HR: Well, some countries in the region adopt certain stances because of financial and or political dependence. As an example, Mr. Najib Mikati in Lebanon defines his political viewpoints as a businessman who has a large number of interests and trade connections with the GCC. This shows that his positions are based on his personal interests.

 

In some Arab countries, such as Jordan and Yemen, where these types of stances can be seen, they receive funds and financial aid from Saudi Arabia and the UAE in return. Therefore, these positions are adopted based on their own interests.

 

ID: Could these positions influence relations between Iran and these countries? Will Iran consider these statements when deciding on its relations with these countries?

 

HR: This is certainly true. Iran considers these types of statements as hostile, and there is no doubt that Iran will respond to them and not just neglect them, because the three islands are a part of Iran’s soil. The fact that for example one person on the outside makes a claim and some others support him is a type of “political atrocity” that Iran will not tolerate.

 

ID: The GCC has announced that it will hold a special meeting regarding this issue. Considering the existing tensions between Iran and Arab countries in the region, how probable do you think it is that this issue will turn into a new factor in a potential increase of tensions?

 

HR: Talks of a special GCC or Arab League meeting are political statements themselves that the UAE is trying to register with regard to the issue of the islands. However, the legal aspect is completely different. Therefore, holding such meetings can’t create any special changes at the core of the issue. The UAE making a claim that Iran totally rejects cannot cause much change.

 

ID: In these statements, peaceful efforts made by the UAE to solve this issue have been mentioned. What is meant by these peaceful efforts?

 

HR: If what they mean is the issue of the International Court of Justice in the Hague, it should be made clear whether they are talking about the court giving a verdict or not. If they are speaking of the International Court of Justice, Iran’s consent is required. In this court, each side designates three judges and agrees that three judges will be chosen from a third nation.
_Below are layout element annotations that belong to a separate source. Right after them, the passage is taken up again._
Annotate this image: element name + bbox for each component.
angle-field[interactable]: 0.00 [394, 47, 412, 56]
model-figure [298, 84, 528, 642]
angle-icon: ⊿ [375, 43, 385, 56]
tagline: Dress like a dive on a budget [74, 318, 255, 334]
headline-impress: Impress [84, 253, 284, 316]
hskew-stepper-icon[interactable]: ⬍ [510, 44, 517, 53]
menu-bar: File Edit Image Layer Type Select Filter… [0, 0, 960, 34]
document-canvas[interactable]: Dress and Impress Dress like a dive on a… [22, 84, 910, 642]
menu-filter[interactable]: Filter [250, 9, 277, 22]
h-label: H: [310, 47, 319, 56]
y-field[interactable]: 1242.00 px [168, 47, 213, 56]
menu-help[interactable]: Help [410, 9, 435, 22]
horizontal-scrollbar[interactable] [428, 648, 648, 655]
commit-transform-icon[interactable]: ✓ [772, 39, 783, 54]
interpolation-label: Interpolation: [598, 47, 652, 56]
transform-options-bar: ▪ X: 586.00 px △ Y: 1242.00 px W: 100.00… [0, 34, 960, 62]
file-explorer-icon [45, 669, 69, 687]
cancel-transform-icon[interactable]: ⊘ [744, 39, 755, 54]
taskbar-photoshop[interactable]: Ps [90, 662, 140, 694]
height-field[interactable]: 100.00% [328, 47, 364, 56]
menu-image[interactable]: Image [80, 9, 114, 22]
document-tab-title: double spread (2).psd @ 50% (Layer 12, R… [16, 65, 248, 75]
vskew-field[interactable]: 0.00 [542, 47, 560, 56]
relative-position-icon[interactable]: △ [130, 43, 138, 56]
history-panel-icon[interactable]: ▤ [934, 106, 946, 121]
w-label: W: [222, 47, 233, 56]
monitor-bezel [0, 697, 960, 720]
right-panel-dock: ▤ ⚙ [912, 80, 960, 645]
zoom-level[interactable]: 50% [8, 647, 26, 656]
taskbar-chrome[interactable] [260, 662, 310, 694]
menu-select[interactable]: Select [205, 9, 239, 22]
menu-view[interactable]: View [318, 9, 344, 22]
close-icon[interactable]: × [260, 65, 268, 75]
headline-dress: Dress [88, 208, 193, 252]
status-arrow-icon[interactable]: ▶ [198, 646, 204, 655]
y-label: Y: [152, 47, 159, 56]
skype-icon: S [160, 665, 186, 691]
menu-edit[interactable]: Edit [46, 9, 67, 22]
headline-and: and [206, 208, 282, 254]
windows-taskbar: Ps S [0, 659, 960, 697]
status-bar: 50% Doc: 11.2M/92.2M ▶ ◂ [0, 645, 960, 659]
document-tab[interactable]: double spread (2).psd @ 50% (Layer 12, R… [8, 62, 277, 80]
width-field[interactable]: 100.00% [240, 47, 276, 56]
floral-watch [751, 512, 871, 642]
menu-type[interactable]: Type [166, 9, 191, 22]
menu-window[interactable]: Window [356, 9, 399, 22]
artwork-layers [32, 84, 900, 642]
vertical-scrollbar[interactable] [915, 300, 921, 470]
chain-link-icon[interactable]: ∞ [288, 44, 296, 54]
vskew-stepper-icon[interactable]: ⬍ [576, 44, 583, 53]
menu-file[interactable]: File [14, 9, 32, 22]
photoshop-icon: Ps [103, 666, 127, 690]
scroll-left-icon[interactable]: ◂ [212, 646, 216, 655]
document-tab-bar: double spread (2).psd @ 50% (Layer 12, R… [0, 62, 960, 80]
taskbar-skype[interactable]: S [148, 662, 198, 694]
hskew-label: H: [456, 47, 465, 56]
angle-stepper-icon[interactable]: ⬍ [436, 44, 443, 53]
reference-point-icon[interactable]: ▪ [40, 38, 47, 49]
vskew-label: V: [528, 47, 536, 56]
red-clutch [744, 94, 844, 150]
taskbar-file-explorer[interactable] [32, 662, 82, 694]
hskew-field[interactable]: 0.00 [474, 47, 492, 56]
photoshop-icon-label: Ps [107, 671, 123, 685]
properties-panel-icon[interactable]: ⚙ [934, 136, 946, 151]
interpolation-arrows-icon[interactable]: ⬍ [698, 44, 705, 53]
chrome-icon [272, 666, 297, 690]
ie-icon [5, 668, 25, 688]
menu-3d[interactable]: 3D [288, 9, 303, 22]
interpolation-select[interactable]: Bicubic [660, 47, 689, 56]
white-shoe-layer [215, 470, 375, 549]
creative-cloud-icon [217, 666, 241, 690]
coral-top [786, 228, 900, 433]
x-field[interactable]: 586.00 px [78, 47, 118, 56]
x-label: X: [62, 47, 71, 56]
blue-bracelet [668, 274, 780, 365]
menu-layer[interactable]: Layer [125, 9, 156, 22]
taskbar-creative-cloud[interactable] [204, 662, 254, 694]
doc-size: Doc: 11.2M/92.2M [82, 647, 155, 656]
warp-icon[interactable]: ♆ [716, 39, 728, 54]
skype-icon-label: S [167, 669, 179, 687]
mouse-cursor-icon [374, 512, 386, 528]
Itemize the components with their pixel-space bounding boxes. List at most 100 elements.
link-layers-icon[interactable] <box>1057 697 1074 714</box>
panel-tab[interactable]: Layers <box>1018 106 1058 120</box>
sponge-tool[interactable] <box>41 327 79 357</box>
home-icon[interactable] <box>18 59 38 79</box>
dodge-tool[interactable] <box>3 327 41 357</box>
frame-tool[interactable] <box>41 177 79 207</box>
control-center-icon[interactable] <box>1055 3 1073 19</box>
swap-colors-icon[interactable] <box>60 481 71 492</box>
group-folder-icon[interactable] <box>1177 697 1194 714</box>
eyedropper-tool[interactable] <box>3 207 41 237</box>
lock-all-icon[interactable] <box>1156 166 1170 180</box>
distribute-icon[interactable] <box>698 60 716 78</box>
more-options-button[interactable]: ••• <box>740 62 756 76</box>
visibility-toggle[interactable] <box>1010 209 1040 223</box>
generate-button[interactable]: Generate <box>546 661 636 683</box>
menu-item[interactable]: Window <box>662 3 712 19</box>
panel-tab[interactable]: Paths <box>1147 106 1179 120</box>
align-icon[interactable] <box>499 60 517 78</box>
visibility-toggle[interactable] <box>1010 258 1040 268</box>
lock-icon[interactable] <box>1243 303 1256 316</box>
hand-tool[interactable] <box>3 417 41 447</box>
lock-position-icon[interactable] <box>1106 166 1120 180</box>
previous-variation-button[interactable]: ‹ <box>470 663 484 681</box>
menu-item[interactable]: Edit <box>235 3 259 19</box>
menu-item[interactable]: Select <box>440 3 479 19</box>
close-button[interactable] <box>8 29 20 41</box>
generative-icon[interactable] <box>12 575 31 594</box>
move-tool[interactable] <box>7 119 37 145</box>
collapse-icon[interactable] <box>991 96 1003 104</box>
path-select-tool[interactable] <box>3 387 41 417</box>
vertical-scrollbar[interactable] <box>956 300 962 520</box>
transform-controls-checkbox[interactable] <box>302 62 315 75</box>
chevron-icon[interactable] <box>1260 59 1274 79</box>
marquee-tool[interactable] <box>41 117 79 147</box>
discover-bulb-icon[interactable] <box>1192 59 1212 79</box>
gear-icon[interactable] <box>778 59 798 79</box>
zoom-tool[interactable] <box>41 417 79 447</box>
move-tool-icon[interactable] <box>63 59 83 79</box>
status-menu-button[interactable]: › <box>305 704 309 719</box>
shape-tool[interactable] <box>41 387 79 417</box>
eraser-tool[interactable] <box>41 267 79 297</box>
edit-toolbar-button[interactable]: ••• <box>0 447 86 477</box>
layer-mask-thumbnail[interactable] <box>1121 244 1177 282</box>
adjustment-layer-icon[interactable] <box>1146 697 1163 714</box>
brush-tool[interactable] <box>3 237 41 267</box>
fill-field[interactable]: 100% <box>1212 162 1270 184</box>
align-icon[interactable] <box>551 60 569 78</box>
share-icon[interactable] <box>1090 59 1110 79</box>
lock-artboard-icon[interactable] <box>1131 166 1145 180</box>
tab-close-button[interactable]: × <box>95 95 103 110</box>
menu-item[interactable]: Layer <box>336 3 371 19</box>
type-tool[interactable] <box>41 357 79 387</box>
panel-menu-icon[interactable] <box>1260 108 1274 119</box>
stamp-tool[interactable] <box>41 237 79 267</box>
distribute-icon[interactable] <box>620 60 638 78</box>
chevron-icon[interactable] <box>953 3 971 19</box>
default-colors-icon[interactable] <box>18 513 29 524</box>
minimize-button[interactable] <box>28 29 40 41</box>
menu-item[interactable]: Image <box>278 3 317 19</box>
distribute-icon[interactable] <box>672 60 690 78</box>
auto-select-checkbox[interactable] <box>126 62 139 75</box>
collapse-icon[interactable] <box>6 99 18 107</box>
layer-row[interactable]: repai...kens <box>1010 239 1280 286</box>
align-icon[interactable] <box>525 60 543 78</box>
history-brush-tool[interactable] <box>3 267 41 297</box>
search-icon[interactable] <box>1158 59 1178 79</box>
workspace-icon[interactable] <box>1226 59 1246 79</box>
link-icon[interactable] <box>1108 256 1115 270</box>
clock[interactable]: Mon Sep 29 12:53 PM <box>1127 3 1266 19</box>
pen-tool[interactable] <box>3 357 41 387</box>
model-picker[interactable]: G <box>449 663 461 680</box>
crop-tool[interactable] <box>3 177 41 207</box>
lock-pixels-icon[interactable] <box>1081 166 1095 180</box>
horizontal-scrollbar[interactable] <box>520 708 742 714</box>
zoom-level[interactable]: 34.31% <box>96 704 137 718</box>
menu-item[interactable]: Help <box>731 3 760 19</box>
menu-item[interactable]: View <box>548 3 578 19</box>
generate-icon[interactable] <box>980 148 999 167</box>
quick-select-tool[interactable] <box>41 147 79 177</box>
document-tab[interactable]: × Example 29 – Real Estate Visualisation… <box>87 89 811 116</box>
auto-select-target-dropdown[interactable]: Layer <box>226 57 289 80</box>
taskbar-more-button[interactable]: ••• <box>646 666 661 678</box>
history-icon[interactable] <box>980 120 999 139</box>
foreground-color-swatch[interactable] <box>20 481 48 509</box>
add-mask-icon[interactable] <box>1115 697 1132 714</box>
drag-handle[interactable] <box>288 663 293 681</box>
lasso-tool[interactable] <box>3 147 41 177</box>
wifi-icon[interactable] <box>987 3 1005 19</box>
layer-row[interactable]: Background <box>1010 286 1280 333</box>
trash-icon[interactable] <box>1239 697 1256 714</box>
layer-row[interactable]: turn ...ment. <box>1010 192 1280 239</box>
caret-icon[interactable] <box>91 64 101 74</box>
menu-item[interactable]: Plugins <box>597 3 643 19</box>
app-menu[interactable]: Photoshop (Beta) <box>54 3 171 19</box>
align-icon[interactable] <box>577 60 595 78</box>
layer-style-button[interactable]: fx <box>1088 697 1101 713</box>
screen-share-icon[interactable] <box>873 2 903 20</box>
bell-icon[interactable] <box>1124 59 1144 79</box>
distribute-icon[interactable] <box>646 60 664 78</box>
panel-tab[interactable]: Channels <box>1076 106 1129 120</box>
At the end, this court’s verdict must be accepted by both sides. But Iran basically considers these islands as a part of Iran’s soil and is not willing to take the issue to court.

 

The mere fact that the UAE has made such a claim is no reason for Iran to accept it. The UAE is wealthy and it potentially might bribe any judge so that a false verdict is given. These islands have been a part of Iran throughout history and even before the UAE was formed, these islands were a part of Iranian soil that were occupied by the UK and then returned to Iran when Britain left the Persian Gulf. Therefore, Iran has no doubt about its sovereignty over these islands.